Function to generate missing values in the feature (x_miss) using a rank from an observed feature.

Returns: dataset (DataFrame): The dataset with missing values generated under the MAR mechanism.

Reference: [1] Santos, M. S., R. C. Pereira, A. F. Costa, J. P. Soares, J. Santos, and P. H. Abreu. 2019. Generating Synthetic Missing Data: A Review by Missing Mechanism. IEEE Access 7: 11651–67.

median

median()

Function to generate missing data in the feature (x_miss) using the median of an observed feature.

Returns: dataset (DataFrame): The dataset with missing values generated under the MAR mechanism.

Reference: [1] Santos, M. S., R. C. Pereira, A. F. Costa, J. P. Soares, J. Santos, and P. H. Abreu. 2019. Generating Synthetic Missing Data: A Review by Missing Mechanism. IEEE Access 7: 11651–67.

highest

highest()

Function to generate missing values in the feature (x_miss) using the highest values from an observed feature.

Returns: dataset (DataFrame): The dataset with missing values generated under the MAR mechanism.

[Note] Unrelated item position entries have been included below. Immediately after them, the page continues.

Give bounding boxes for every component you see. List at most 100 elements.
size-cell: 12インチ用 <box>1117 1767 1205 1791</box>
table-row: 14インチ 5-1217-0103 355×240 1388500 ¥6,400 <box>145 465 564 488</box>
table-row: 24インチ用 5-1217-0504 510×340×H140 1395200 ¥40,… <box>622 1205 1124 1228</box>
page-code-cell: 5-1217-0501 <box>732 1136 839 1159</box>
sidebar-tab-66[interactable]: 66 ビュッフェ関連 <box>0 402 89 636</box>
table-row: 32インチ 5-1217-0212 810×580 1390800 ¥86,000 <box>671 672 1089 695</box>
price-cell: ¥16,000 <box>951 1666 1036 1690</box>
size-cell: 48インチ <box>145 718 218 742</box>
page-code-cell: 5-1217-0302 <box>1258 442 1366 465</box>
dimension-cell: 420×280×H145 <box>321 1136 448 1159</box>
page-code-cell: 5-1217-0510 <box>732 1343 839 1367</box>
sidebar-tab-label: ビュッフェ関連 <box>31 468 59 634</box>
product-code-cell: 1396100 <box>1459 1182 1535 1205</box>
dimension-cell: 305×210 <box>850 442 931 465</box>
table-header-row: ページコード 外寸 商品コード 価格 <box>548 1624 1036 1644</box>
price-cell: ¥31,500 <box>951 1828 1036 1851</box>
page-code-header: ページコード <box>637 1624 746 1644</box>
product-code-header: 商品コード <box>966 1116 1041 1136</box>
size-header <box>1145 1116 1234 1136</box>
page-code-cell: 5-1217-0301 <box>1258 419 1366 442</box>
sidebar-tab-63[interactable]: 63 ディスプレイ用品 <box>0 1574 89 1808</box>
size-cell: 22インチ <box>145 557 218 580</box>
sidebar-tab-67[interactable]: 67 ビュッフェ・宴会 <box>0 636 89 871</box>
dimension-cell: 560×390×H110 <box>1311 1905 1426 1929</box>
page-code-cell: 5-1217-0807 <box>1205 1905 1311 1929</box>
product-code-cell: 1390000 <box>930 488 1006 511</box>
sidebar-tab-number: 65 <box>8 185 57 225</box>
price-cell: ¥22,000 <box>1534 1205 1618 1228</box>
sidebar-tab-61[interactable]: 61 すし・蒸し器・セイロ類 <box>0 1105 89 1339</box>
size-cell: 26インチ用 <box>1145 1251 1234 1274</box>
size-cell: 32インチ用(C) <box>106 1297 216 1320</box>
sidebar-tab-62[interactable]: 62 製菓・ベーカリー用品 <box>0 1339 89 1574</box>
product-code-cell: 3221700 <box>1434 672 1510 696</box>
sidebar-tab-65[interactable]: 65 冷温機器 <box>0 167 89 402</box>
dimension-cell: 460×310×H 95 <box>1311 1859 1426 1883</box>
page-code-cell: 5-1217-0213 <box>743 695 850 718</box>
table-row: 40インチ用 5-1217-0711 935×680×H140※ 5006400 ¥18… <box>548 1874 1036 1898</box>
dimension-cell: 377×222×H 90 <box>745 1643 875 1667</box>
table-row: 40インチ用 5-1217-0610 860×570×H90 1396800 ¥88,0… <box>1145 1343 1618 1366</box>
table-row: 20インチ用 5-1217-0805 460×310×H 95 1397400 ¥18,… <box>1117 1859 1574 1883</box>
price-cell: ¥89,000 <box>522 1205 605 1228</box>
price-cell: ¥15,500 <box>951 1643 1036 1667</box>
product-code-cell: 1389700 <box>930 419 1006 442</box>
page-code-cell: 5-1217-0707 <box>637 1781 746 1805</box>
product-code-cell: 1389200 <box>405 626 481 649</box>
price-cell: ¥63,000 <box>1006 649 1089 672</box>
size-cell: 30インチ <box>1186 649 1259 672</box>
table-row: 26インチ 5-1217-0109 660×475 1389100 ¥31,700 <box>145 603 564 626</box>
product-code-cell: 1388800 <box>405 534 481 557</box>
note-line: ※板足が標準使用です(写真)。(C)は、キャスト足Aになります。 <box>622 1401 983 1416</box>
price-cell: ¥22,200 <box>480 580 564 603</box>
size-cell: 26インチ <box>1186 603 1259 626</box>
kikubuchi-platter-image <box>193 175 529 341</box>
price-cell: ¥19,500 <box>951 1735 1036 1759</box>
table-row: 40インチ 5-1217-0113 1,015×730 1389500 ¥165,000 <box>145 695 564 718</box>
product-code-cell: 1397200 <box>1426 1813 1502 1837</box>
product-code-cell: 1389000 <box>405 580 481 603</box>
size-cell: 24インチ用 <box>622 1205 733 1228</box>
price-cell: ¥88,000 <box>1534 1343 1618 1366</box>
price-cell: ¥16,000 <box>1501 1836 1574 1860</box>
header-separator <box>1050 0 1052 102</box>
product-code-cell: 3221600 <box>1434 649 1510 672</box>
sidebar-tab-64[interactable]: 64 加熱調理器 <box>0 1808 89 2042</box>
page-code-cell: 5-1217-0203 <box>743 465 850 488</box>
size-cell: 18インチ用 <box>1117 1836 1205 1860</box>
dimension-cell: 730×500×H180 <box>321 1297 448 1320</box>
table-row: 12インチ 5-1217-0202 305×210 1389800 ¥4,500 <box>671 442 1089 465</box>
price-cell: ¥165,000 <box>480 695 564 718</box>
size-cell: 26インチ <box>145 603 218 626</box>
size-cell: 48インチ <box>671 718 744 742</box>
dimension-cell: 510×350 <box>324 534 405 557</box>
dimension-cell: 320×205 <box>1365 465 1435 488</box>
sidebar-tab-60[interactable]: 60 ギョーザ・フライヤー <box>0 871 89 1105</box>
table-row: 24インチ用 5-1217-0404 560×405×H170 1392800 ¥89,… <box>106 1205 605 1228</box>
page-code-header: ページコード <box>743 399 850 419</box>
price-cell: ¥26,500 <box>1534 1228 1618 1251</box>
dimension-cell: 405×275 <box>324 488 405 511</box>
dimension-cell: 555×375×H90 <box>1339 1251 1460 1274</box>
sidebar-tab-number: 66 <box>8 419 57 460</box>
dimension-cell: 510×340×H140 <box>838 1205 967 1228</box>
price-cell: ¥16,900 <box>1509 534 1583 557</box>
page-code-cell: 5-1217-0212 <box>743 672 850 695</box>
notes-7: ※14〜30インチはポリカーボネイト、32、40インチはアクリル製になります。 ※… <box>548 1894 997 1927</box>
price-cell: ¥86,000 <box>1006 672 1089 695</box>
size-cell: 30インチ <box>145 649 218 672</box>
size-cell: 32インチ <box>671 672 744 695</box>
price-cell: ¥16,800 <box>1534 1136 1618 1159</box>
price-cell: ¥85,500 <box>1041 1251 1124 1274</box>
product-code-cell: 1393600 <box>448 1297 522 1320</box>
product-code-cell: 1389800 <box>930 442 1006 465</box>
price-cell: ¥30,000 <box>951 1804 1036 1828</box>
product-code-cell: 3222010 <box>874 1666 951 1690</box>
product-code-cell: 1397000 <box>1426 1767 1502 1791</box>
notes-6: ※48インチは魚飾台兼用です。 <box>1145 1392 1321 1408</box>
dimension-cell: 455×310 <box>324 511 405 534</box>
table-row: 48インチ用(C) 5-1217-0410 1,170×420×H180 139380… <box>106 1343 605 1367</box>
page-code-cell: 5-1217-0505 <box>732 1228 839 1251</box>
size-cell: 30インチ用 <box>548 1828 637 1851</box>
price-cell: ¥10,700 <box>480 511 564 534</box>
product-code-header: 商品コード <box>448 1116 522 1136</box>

Reference: [1] Santos, M. S., R. C. Pereira, A. F. Costa, J. P. Soares, J. Santos, and P. H. Abreu. 2019. Generating Synthetic Missing Data: A Review by Missing Mechanism. IEEE Access 7: 11651–67.

mix

mix()

Function to generate missing values in the feature (x_miss) using the N/2 lowest values and N/2 highest values from an observed feature.

Returns: dataset (DataFrame): The dataset with missing values generated under the MAR mechanism.

Reference: [1] Santos, M. S., R. C. Pereira, A. F. Costa, J. P. Soares, J. Santos, and P. H. Abreu. 2019. Generating Synthetic Missing Data: A Review by Missing Mechanism. IEEE Access 7: 11651–67.